Sunday 15 November 2015

Brixton and Paris




It’s Friday night and I’m in a club in Brixton. It’s called Phonox. Big boxy black speakers hang down from the ceiling over the dancefloor, leant in at such an angle that they surround you, reminiscent of bullies on a playground. Except instead of demanding your dinner money, they demand to know why you’re not dancing.

A DJ called Tessela is playing and it’s packed. It’s packed to the point where it’s daunting to fight across the room to the bar or the toilet. Once you’re on the dancefloor, you’re not going anywhere else. We move as one: the crowd a writhing mass of humanity, rocking in time to the 4/4. It’s relentless, the music spitting out of those giant speakers violently, as if grabbing you by the throat and insisting on being listened to. A celebration of life, reaching for lasers, letting out wild screams at the sky in pure joy.

It’s in the smoking area that I check my phone and see that something’s amiss. I come crashing back down to earth so hard that I almost leave an indent on the cement floor. Paris, Football, Concerts. So familiar, and yet it’s all alien, incongruous, spoilt. People out enjoying themselves on a Friday night, but it’s taken a horrific turn. I wonder who else around me knows, who else is thinking the same thing. How easily it could have been a nightclub in London instead of a concert hall in Paris.

Numbers fly back and forth, building each time, refusing to stop. I’m against the outside wall, neck cricked down as I stare into my phone, strangers' elbows still clashing against me. Laughter drifting above the crowd’s heads like the smoke from their fags. They sound distant, like they’re underwater. My friends are inches away from me, but they might as well be the other side of the world. I grit my teeth and seethe. It all irritates me: the right wingers blaming refugees, the left wingers blaming UK foreign policy, the people sending their ‘thoughts and prayers’ as if that makes an iota difference. As if anything does.

A few years ago I was sat in a lecture hall discussing how the media frames instances such as these.
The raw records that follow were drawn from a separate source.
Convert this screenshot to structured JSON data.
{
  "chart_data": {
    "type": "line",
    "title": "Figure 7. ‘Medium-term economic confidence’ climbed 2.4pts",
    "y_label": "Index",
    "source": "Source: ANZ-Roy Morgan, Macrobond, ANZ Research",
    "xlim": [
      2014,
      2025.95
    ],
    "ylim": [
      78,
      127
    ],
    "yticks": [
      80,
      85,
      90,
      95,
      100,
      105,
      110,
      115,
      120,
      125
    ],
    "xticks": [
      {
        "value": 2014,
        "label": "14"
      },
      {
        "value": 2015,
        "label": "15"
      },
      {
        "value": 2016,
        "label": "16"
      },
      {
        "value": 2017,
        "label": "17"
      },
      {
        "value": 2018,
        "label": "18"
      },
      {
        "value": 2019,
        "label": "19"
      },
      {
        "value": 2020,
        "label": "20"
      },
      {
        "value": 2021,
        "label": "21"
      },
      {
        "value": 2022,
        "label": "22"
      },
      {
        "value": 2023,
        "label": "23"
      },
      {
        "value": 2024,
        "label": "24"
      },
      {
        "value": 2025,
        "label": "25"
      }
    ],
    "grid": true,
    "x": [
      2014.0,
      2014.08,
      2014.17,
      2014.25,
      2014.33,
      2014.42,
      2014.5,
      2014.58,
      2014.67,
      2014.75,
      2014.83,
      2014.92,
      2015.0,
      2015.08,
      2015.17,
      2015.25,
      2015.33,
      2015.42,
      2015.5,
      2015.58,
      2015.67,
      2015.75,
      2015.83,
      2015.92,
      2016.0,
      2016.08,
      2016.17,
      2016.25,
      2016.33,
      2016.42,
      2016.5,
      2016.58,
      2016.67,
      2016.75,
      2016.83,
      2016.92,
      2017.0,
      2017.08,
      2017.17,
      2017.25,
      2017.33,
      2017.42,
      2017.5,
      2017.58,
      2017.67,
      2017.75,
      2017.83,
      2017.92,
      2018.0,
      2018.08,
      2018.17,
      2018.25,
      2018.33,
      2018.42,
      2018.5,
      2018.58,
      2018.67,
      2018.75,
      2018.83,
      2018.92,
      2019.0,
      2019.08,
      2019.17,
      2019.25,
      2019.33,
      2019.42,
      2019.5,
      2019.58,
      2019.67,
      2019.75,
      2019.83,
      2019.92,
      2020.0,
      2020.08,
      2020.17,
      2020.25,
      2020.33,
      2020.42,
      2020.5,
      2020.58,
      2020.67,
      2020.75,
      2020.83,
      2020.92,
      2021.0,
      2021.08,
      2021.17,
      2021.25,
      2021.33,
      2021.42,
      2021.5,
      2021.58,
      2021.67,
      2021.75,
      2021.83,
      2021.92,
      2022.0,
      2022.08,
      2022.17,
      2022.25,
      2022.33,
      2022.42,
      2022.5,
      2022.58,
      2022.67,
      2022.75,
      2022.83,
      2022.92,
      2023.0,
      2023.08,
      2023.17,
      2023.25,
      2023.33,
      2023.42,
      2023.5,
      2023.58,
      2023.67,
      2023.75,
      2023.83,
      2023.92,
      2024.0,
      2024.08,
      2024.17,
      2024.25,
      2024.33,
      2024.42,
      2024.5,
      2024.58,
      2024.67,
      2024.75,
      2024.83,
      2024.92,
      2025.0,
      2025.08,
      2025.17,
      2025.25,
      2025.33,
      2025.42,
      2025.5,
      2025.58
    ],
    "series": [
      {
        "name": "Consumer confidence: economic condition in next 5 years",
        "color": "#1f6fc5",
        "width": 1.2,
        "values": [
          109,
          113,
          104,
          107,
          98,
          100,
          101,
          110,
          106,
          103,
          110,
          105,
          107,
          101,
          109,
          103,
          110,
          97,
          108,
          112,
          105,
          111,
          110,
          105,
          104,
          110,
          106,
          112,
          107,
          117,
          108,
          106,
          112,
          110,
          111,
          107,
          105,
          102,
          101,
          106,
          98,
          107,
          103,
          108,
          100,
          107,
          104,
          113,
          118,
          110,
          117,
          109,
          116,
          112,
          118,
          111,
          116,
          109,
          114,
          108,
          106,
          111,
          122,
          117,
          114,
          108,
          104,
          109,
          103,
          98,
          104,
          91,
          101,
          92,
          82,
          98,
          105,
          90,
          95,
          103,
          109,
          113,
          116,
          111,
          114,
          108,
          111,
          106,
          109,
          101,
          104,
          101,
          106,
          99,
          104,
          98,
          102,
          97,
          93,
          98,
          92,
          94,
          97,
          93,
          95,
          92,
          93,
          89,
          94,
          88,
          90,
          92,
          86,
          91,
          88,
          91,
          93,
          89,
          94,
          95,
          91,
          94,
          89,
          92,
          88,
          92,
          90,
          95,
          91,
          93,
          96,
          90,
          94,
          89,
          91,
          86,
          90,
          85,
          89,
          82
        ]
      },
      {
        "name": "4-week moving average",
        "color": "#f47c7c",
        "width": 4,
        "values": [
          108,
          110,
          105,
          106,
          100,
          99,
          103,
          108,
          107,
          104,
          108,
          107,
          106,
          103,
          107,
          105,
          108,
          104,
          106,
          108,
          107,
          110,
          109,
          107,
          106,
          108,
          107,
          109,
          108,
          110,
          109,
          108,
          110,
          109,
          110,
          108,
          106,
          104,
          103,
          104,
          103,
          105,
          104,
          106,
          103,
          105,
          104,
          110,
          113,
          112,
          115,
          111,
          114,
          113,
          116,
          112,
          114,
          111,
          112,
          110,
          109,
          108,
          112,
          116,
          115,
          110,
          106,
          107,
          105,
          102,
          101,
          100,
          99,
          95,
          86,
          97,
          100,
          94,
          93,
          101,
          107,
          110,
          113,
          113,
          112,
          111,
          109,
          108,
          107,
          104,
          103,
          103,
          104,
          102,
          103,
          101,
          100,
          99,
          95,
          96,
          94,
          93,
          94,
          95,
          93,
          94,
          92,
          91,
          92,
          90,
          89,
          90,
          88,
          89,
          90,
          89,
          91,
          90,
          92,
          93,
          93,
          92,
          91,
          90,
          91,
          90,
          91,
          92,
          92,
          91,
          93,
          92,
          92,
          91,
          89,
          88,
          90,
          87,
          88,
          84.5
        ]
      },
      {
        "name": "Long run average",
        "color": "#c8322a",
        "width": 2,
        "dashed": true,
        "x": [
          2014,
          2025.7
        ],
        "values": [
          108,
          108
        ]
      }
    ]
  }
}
I was cold and rational, saying how a few ignorant religious zealots in caves were nothing compared to the Soviet Union with a full set of nukes. How the world is safer now than ever before. Smugly stating that hundreds die every day in the Middle East and we think nothing of it. That seems a long time ago now and rationality seems a long way away. I give myself into the hurt, the hatred on Twitter and Facebook. Stop fucking killing people you cunts.  

I can’t dance anymore. I go home hollow and numb.
The next evening, I go for a walk. It’s a Saturday night, but the streets seem deserted, unusually quiet. I walk and walk. I walk to the top of the hill, to Ruskin Park and look out at the city. It sprawls out and hums in front of me. I take off my woolly hat and let the cold air hit me. Breathing in deep, feeling the cold in my lungs. The London Eye is lit up in a French Tricolore. 

The pangs then hit me hard in the chest and I feel queasy, as if I’m still feeling last night’s effects. I think about the video of President Hollande I had watched before I went out. My French isn’t good enough to have followed the words, but I got “guerre”. It rolled about my head as if echoing. War. If the French define this as an act of war, the world as a whole may be about to change.

I look out at one of the great Western cities, and wonder if it’s changed already.